Rico Nasty – „Nightmare Vacation“ (Rezension)

Bild des Albumcovers von  „Nightmare Vacation“ von Rico Nasty

Rico Nasty – „Nightmare Vacation“ (Atlantic)

8,0

Tough-Talk, die Kunst, lässig und bedrohlich gleichzeitig zu sein, ist im HipHop eine der Königsdisziplinen. Rico Nasty transzendiert diese schon lange. Auf „Anger Management“, dem passend betitelten letzten Mixtape der US-amerikanischen Rapperin, war sie mehr als nur tough. Sie spuckte Dir direkt ins Gesicht. Rammte Dir den Ellenbogen in den Magen. Warf Dich zu Boden. Trat nochmal nach. Und lachte dabei. Ein Gänsehaut und Ehrfurcht erzeugendes Lachen.

Dieses Lachen hört man auch auf „OHFR“, einer der Singles ihres nun erscheinenden, offiziellen Debütalbums „Nightmare Vacation“. „They said Rico put a ten piece in her grill“, rappt sie da – und kommt zu einem gleichermaßen zerstörerischen wie selbstermächtigenden Schluss: „I been movin‘ how I want, fuck how you feel.“ Seit ihren ersten Mixtapes im Jahr 2014 ist Maria-Cecilia Simone Kelly, wie sie mit bürgerlichem Namen heißt, ein von Cardi B persönlich geadelter Star geworden. Anstatt Happy Meals steht nun, laut eigener Aussage, Champagner auf ihrem Speiseplan. Blutrünstig ist die 23-Jährige aber immer noch. „Please, don’t make me have to smack a bitch / Ooh, I been itchin‘.“

Raubüberfall mit dem lyrischen Sturmgewehr

„Nightmare Vacation“ ist ein wahrer Raubüberfall auf die Sinne. Die Beats, geschmiedet von illustren Produzenten wie Trap-Dekonstrukteur Kenny Beats und den Hyper-Pop-Terroristen 100 Gecs, rasseln, blubbern, zappeln. Diese von ihr selbst als „Sugar Trap“ definierte Ästhetik verfolgt Nasty schon seit ihrem genauso betitelten Durchbruchsmixtape. Auf „Nightmare Vacation“ wird sie auf Breitbandgröße aufgepustet. Knallharter Atlanta-Trap trifft auf Nu-Metal-Crunch. Nasty spuckt ihre Bars mit der Energie eines Hardcore-Shouters. Selbst in den größten Pop-Momenten, wie in der von 100-Gecs-Hälfte Dylan Brady produzierten Single „iPhone“, ist die Grundstimmung aggressiv. Nastys vom Autotune verzerrte Stimme schneidet die Luft, während im Hintergrund Korn-Gitarren explodieren.
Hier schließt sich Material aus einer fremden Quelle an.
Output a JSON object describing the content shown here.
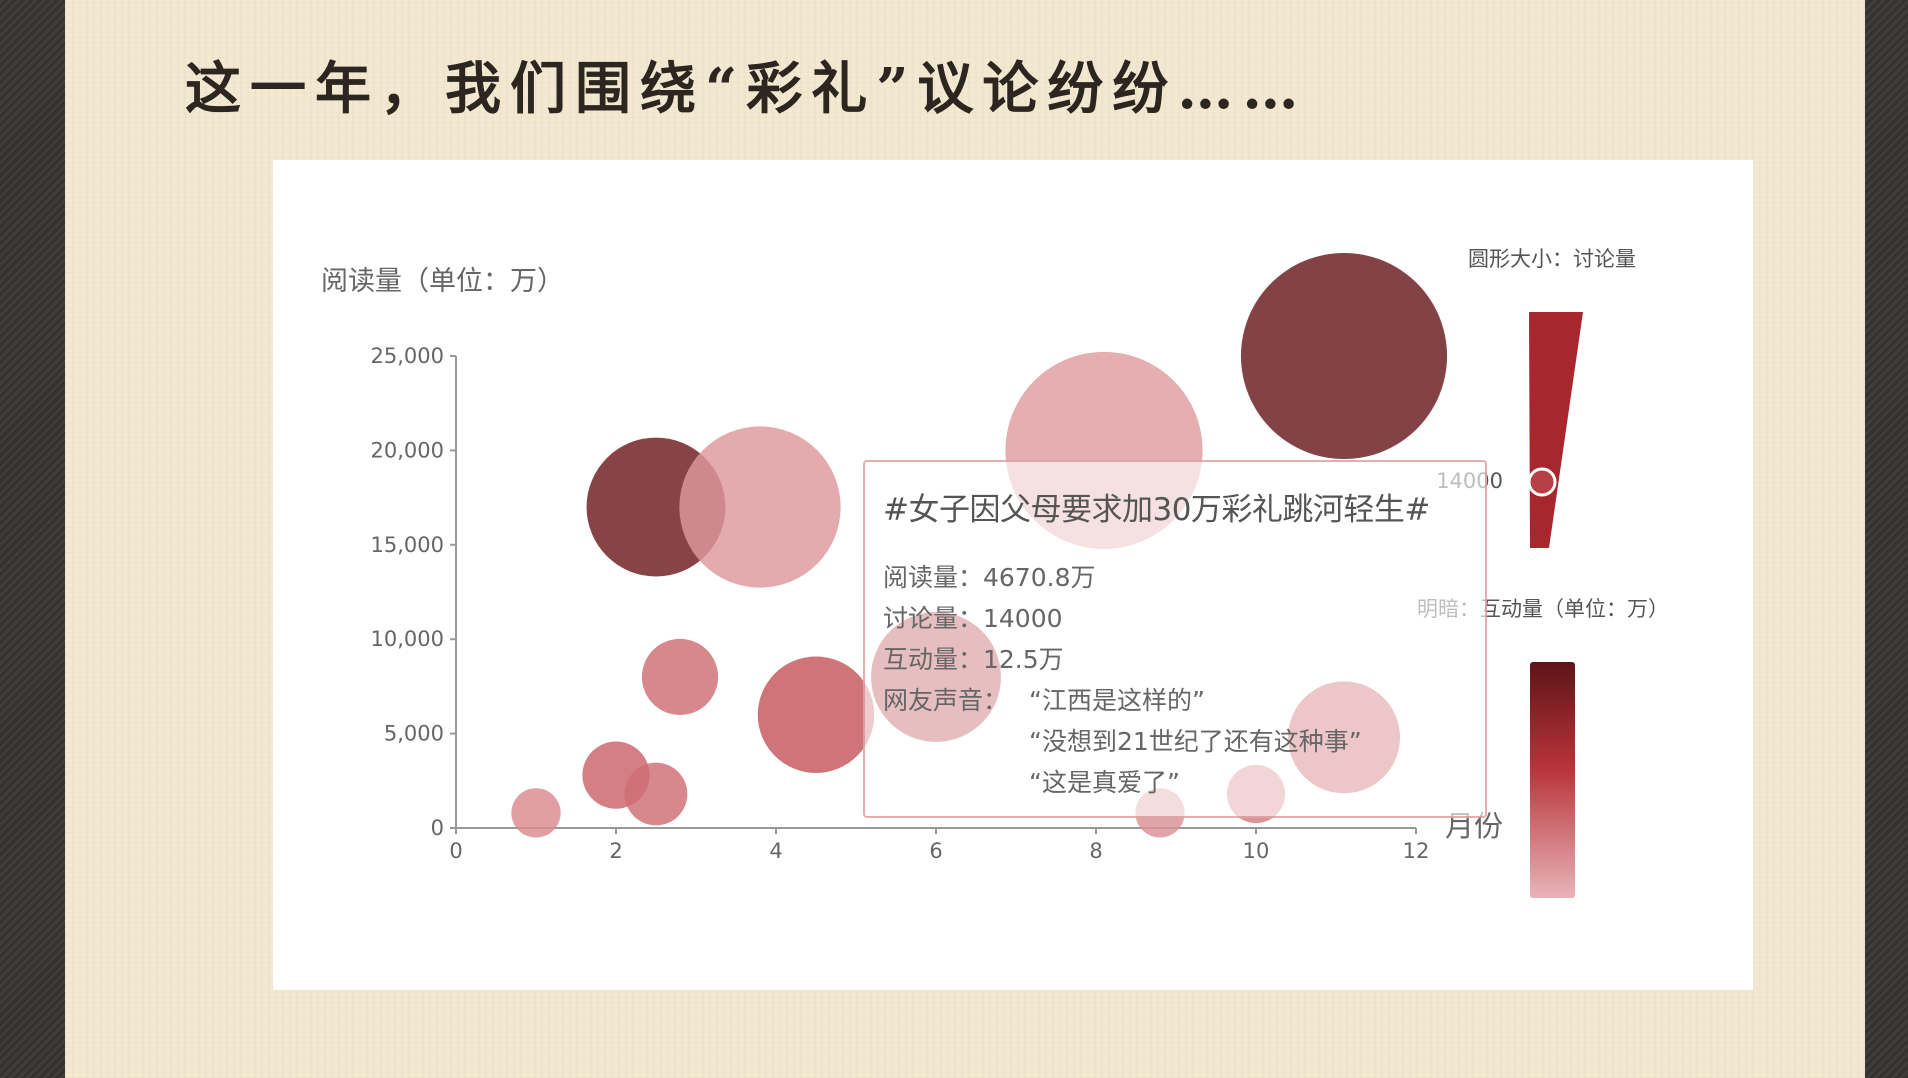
{
  "slide": {
    "heading": "这一年，我们围绕“彩礼”议论纷纷……"
  },
  "colors": {
    "background": "#f3e9d2",
    "card": "#ffffff",
    "dark_red": "#6e1a1f",
    "mid_red": "#c13a3c",
    "light_red": "#e3a5ab",
    "axis": "#999999"
  },
  "chart_data": {
    "type": "scatter",
    "variant": "bubble",
    "ylabel": "阅读量（单位：万）",
    "xlabel": "月份",
    "xlim": [
      0,
      12
    ],
    "ylim": [
      0,
      25000
    ],
    "x_ticks": [
      "0",
      "2",
      "4",
      "6",
      "8",
      "10",
      "12"
    ],
    "y_ticks": [
      "0",
      "5,000",
      "10,000",
      "15,000",
      "20,000",
      "25,000"
    ],
    "grid": false,
    "size_legend_title": "圆形大小：讨论量",
    "size_legend_value": "14000",
    "color_legend_title": "明暗：互动量（单位：万）",
    "points": [
      {
        "x": 1.0,
        "y": 800,
        "r": 0.22,
        "c": 0.18
      },
      {
        "x": 2.0,
        "y": 2800,
        "r": 0.3,
        "c": 0.35
      },
      {
        "x": 2.5,
        "y": 1800,
        "r": 0.28,
        "c": 0.3
      },
      {
        "x": 2.8,
        "y": 8000,
        "r": 0.34,
        "c": 0.3
      },
      {
        "x": 2.5,
        "y": 17000,
        "r": 0.62,
        "c": 0.92
      },
      {
        "x": 3.8,
        "y": 17000,
        "r": 0.72,
        "c": 0.12
      },
      {
        "x": 4.5,
        "y": 6000,
        "r": 0.52,
        "c": 0.4
      },
      {
        "x": 6.0,
        "y": 8000,
        "r": 0.58,
        "c": 0.6
      },
      {
        "x": 8.1,
        "y": 20000,
        "r": 0.88,
        "c": 0.1
      },
      {
        "x": 8.8,
        "y": 800,
        "r": 0.22,
        "c": 0.15
      },
      {
        "x": 10.0,
        "y": 1800,
        "r": 0.26,
        "c": 0.25
      },
      {
        "x": 11.1,
        "y": 4800,
        "r": 0.5,
        "c": 0.45
      },
      {
        "x": 11.1,
        "y": 25000,
        "r": 0.92,
        "c": 0.95
      }
    ],
    "tooltip": {
      "title": "#女子因父母要求加30万彩礼跳河轻生#",
      "reads": "阅读量：4670.8万",
      "discussions": "讨论量：14000",
      "interactions": "互动量：12.5万",
      "voices_label": "网友声音：",
      "quotes": [
        "“江西是这样的”",
        "“没想到21世纪了还有这种事”",
        "“这是真爱了”"
      ]
    }
  }
}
Wenn Nasty ein Ziel zerstören möchte, arbeitet sie nicht mit der chirurgischen Präzision, die Kolleg*innen wie Megan Thee Stallion oder Pusha T an den Tag legen. Stattdessen greift sie zum lyrischen Sturmgewehr. „On a dark and stormy night, I don’t blend in, bitch, I shine bright / I heard your favorite rapper and he sounds like all-caps, sound like all hype“, gröhlt ihre Raspelstimme im Opener „Candy“. Im Hook von „Let It Out“ bellt sie das Mantra dieses Albums: „If you wanna rage, let it out.“ Diese Wut ist ein bisschen kräftezehrend, nach 16 Songs auf diesem Energielevel muss man schonmal ein bisschen nach Luft schnappen. Rico Nasty ist das egal. Wahrscheinlich lacht sie sogar darüber.